Hydroxyethyl acrylate
- Names: IUPAC name 2-hydroxyethyl prop-2-enoate

Identifiers
- CAS Number: 818-61-1;
- 3D model (JSmol): Interactive image;
- ChEMBL: ChEMBL1330518;
- ChemSpider: 12612;
- ECHA InfoCard: 100.011.322
- EC Number: 212-454-9;
- PubChem CID: 13165;
- RTECS number: AT1750000;
- UNII: 25GT92NY0C;
- UN number: 2927 1760
- CompTox Dashboard (EPA): DTXSID20891159 DTXSID2022123, DTXSID20891159 ;

Properties
- Chemical formula: C_{5}H_{8}O_{3}
- Molar mass: 116.116 g·mol^{−1}
- Appearance: colorless liquid
- Density: 1.106
- Boiling point: 220 °C (428 °F; 493 K)
- Hazards: GHS labelling:
- Pictograms: GHS05: Corrosive GHS06: Toxic GHS09: Environmental hazard
- Signal word: Danger
- Hazard statements: H311, H314, H317, H400
- Precautionary statements: P260, P264, P272, P273, P280, P301+P330+P331, P302+P352, P302+P361+P354, P304+P340, P305+P354+P338, P316, P321, P333+P313, P361+P364, P362+P364, P363, P391, P405, P501

= Hydroxyethyl acrylate =

Organic chemical-monomer

Hydroxyethyl acrylate is the organic compound with the formula CH2=CHCO2CH2CH2OH. It is a colorless viscous liquid.

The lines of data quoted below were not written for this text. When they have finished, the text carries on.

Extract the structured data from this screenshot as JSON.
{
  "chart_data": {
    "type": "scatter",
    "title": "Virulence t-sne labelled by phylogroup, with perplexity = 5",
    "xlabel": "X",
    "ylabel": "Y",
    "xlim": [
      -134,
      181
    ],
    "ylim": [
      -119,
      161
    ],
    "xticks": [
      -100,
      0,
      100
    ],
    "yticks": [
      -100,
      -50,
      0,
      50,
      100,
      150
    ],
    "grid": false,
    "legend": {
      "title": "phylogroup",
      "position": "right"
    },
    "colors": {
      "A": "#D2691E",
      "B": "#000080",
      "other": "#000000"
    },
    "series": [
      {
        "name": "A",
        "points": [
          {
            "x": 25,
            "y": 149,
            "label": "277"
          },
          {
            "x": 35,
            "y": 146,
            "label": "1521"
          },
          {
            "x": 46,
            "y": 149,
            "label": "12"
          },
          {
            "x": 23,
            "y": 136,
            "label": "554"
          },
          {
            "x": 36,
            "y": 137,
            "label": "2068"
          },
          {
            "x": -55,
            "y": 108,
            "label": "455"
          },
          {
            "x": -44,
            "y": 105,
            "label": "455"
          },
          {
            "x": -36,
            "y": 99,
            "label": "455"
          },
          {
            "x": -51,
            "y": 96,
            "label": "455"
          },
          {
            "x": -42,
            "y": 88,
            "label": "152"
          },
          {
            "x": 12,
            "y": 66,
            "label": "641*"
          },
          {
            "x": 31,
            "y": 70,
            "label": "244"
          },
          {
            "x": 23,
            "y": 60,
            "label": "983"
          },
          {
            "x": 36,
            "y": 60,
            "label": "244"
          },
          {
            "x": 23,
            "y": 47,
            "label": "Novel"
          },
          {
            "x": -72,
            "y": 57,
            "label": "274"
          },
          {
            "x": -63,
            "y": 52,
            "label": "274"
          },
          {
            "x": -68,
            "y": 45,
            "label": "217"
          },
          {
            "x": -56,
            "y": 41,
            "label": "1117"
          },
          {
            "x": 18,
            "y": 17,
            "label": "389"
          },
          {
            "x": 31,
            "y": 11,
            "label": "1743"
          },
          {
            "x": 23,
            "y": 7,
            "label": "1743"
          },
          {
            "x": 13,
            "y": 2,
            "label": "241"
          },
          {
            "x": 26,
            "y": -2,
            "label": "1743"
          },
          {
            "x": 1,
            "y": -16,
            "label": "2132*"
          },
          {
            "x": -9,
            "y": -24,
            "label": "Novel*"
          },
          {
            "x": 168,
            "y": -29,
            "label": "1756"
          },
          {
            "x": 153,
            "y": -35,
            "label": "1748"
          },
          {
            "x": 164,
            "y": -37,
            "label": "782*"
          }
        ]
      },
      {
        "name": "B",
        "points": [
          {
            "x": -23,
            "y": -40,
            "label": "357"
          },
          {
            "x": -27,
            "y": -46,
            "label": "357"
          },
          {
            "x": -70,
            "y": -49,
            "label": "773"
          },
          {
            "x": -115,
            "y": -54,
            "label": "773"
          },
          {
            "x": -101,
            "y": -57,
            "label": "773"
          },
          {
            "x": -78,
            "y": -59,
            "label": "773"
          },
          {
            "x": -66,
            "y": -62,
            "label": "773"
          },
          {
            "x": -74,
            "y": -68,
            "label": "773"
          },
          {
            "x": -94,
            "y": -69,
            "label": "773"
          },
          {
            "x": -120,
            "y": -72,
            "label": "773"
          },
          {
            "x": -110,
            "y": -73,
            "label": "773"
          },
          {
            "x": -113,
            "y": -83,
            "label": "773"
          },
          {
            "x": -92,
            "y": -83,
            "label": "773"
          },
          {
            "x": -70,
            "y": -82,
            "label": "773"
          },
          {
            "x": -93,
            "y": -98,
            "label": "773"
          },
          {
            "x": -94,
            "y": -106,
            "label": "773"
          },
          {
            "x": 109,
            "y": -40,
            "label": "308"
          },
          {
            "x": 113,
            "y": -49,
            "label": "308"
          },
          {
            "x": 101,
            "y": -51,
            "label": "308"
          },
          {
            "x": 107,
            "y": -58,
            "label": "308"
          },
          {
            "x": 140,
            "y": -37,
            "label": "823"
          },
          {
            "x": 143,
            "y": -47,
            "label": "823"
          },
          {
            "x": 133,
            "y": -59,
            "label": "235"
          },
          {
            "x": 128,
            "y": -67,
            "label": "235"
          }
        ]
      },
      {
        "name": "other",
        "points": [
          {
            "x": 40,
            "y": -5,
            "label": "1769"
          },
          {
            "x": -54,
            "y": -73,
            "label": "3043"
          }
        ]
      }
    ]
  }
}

The compound has dual functionality: a polymerizable acrylic and a hydroxy group. It is a monomer used to make emulsion polymers along with other monomers and the resultant resins are used in coatings, sealants, adhesives and elastomers and other applications.

==Synthesis==
A number of patents and synthesis papers describe its preparation. A traditional manufacturing process calls for the reaction of ethylene oxide with acrylic acid in the presence of a metal catalyst.

==Properties==
The material is a water-white liquid with a mild but pungent ester like odor. It has a low freezing point.

==Applications==
The most common use for the material is to be copolymerized with other acrylate and methacrylate monomers to make emulsion and other polymers including hydrogels. Modification of rubbers and similar compounds is also a use for the material. The resultant polymers may be used to manufacture pressure-sensitive adhesives.

==Toxicity==
The toxicity of the material has been studied and is fairly well understood.